Reputacja: 1 Rewik ma wspaniałą reputacjęRewik ma wspaniałą reputacjęRewik ma wspaniałą reputacjęRewik ma wspaniałą reputacjęRewik ma wspaniałą reputacjęRewik ma wspaniałą reputacjęRewik ma wspaniałą reputacjęRewik ma wspaniałą reputacjęRewik ma wspaniałą reputacjęRewik ma wspaniałą reputacjęRewik ma wspaniałą reputację



Okręt Argos, obrzeża systemu Avalon


Ergo stał na mostku zapatrzony w pustkę monitorów przed sobą. Jeszcze raz powtarzał sobie w głowie wszystkie powody, dla których zdecydował się podjąć tego zadania i teraz gdy już prawie byli na miejscu, te nie wydawały się już aż tak bardzo istotne.
- Trzy, dwa, jeden! Kapitanie wyszliśmy z hiperprzestrzeni. Skok zakończony pomyślnie. - spokojny głos pierwszego oficera Dragana Maedy wyrwał go z zamyślenia. Kapitan rozluźnił się nieco, jakby dopiero teraz zdał sobie sprawę, że dłonie miał zaciśnięte w pięści i a załoga oczekiwała jego następnej komendy.
- Dobrze, zacznijcie skanowanie. Fundacja dała nam mapy ale sami przyznali, że mogą się one nie zgadzać ze stanem faktycznym. - Mensk odwrócił się do swoich dwóch oficerów.
- Spróbujcie nawiązać kontakt z “Nadzieją Avalonu” lub “Excaliburem”, wątpię jednak, że się uda. Sprawdźcie chmurę plazmy w sektorze L4, wyślijcie sondę jeśli zajdzie taka potrzeba, musimy znaleźć jakieś źródło paliwa albo pozostaje nam następny skok. Poza tym, od tej chwili obowiązuje ciągły alarm bojowy dopóki nie zlokalizujemy tych zaginionych okrętów lub tego co je załatwiło.
Dwóch oficerów nadal czekało jakby wiedzieli, że to jeszcze nie koniec. Gdy cisza przedłużała się jeden z nich zdecydował się odezwać.
- A co w związku z... - tutaj mężczyzna zawahał się na chwilę, jakby nie wiedział jakiego słowa użyć by niepotrzebnie nie wzbudzać paniki wśród załogi - ...nieoczekiwanym pasażerem?
Temat, na który kapitan zdecydowanie nie chciał rozmawiać nawet ze swoim długoletnim przyjacielem Draganem. Jakaś decyzja jednak musiała zapaść i to jednemu z oficerów przypadnie wątpliwy zaszczyt wykonania rozkazu.
- Tak, rozpocznijcie wybudzanie najemników. Ten… pasażer, - Ergo ledwo powstrzymał się by nie użyć innego słowa, które cisnęło mu się na usta. nadal był jednak kapitanem tego okrętu, musiał przynajmniej sprawiać pozory, że panuje nad sobą. - zamknijcie go w karcerze. Standardowa procedura. Dragan, osobiście zajmiesz się przesłuchaniem.
- Tak jest!

Pierwszy oficer pozwolił sobie na ciche westchnięcie zaraz po tym jak kapitan opuścił mostek. Doskonale wiedział jak wyglądały procedury przesłuchań, wiedział też, że to on będzie odpowiedzialny za pozbycie się ciała.

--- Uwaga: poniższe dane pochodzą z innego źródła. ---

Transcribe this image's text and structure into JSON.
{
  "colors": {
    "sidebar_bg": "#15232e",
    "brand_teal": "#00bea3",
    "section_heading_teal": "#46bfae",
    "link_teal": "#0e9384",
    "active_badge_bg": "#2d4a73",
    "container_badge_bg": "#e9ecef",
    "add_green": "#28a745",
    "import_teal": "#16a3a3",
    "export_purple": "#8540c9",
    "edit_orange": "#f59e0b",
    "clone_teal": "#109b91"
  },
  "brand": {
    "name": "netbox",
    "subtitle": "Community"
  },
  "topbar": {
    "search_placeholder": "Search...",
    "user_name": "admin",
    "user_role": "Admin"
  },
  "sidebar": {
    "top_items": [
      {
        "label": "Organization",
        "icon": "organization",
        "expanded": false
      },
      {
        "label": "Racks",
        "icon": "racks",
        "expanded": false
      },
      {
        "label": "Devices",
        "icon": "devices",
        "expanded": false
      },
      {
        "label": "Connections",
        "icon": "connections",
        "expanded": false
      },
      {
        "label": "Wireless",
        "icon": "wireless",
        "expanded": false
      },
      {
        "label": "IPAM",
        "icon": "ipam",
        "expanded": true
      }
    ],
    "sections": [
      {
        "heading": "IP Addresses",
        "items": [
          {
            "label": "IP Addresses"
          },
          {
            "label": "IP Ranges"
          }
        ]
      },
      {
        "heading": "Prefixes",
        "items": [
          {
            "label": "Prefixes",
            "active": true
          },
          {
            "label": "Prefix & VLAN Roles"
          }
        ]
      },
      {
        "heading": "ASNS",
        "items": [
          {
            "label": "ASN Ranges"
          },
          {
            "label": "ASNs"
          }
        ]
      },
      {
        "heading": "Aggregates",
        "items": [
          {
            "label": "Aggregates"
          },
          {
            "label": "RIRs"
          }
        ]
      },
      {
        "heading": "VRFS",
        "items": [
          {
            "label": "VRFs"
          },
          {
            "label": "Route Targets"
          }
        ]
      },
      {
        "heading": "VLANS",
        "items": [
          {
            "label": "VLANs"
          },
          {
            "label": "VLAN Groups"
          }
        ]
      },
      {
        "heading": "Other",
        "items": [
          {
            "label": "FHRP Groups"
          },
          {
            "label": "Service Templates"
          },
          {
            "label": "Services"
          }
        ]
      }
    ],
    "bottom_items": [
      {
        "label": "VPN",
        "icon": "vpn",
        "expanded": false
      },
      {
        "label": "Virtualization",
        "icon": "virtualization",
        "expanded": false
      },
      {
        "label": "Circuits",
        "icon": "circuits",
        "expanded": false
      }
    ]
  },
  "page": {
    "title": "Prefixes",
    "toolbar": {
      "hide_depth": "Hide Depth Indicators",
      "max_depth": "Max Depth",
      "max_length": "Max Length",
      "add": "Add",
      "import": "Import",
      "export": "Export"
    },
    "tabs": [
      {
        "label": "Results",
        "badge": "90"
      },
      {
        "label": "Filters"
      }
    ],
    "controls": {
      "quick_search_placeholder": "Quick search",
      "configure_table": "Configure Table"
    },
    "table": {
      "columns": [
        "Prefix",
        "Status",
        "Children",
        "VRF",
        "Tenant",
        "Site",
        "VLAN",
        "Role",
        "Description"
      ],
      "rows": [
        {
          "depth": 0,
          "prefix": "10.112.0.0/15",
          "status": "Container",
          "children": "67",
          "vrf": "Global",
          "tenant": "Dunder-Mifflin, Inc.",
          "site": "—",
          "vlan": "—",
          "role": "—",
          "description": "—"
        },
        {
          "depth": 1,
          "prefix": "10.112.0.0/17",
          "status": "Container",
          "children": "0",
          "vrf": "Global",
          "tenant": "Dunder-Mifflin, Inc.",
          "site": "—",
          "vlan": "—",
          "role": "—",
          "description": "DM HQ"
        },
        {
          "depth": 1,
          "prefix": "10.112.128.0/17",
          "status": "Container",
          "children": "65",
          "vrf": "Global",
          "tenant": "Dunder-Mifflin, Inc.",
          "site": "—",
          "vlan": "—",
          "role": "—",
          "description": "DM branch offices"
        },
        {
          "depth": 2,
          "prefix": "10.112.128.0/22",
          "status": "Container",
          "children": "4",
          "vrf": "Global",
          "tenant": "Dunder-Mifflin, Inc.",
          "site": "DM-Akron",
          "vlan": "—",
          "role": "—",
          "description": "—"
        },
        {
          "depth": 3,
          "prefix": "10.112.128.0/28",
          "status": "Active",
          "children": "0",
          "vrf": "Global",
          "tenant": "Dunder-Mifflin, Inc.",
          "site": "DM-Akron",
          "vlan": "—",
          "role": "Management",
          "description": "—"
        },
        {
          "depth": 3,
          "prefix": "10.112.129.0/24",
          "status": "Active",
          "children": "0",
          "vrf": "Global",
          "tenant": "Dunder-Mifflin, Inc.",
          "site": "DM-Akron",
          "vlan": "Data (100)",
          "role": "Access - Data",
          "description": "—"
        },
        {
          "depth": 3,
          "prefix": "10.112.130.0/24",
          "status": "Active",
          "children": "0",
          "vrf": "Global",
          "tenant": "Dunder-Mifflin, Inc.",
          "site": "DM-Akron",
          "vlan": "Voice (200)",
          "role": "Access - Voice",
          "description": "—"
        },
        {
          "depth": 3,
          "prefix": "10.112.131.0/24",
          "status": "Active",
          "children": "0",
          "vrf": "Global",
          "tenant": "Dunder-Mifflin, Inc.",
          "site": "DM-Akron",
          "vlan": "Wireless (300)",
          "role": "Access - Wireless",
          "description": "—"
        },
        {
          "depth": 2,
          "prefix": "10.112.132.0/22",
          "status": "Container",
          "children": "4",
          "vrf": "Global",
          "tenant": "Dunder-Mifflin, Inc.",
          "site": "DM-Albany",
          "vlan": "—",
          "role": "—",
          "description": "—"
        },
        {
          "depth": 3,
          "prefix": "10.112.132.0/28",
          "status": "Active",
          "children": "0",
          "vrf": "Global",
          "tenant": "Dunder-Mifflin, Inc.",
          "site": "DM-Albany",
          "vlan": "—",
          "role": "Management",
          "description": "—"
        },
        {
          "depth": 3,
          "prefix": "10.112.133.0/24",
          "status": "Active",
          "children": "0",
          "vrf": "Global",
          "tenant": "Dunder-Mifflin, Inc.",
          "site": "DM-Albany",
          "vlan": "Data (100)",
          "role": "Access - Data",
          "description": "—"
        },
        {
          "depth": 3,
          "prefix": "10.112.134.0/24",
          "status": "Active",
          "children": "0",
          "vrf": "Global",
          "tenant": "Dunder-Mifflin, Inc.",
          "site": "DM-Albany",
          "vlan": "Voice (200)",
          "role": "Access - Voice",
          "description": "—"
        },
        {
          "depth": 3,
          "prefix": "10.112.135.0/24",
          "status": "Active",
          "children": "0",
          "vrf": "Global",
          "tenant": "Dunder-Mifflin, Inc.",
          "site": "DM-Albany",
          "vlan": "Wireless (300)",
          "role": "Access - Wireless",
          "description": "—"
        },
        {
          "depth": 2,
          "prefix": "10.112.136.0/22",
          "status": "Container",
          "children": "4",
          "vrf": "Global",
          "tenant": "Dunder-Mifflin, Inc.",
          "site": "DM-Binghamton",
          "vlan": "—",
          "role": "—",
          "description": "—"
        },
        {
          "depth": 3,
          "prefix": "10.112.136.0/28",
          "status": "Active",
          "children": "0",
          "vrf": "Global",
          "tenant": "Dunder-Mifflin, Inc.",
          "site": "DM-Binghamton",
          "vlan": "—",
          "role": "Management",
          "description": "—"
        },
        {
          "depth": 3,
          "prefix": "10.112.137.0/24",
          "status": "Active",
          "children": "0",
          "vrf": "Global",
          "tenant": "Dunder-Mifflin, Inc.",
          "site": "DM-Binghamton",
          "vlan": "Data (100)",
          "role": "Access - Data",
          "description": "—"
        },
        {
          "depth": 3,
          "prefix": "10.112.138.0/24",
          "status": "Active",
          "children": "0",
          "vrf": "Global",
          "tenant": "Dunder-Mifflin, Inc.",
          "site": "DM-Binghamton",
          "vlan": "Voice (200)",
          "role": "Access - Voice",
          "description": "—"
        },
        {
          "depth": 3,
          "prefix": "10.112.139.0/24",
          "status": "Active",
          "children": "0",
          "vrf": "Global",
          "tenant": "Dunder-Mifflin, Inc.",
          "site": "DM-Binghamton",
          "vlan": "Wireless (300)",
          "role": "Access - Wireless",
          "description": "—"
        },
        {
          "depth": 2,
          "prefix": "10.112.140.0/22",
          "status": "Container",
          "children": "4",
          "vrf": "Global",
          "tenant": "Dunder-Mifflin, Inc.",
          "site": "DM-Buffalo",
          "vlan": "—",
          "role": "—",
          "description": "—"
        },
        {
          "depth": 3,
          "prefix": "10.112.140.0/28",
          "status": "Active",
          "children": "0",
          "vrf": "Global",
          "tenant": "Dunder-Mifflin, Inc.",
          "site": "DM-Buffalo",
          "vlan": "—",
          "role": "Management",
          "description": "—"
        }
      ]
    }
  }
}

Było kilka sposobów na podróż w hiperprzestrzeni. Zawsze najmniej lubianym i najbardziej ryzykownym była podróż w komorach kriogenicznych. Stare modele ulegały awariom, nie odpowiednio przeszkoleni lekarze czy członkowie załogi popełniali proste błędy przy procedurze zamrażania czy zwyczajnie wybudzaniu pasażera. Proste problemy z generatorem też stanowiły potencjalne zagrożenie, bo choć komory posiadały oddzielne źródło zasilania to nie tylko często pomijano rutynowe kontrole jak i ewentualne naprawy były wykonywane jak najtańszym kosztem. Zdarzały się więc wypadki. Wypadki, na które armia zwyczajnie nie mogła sobie pozwolić.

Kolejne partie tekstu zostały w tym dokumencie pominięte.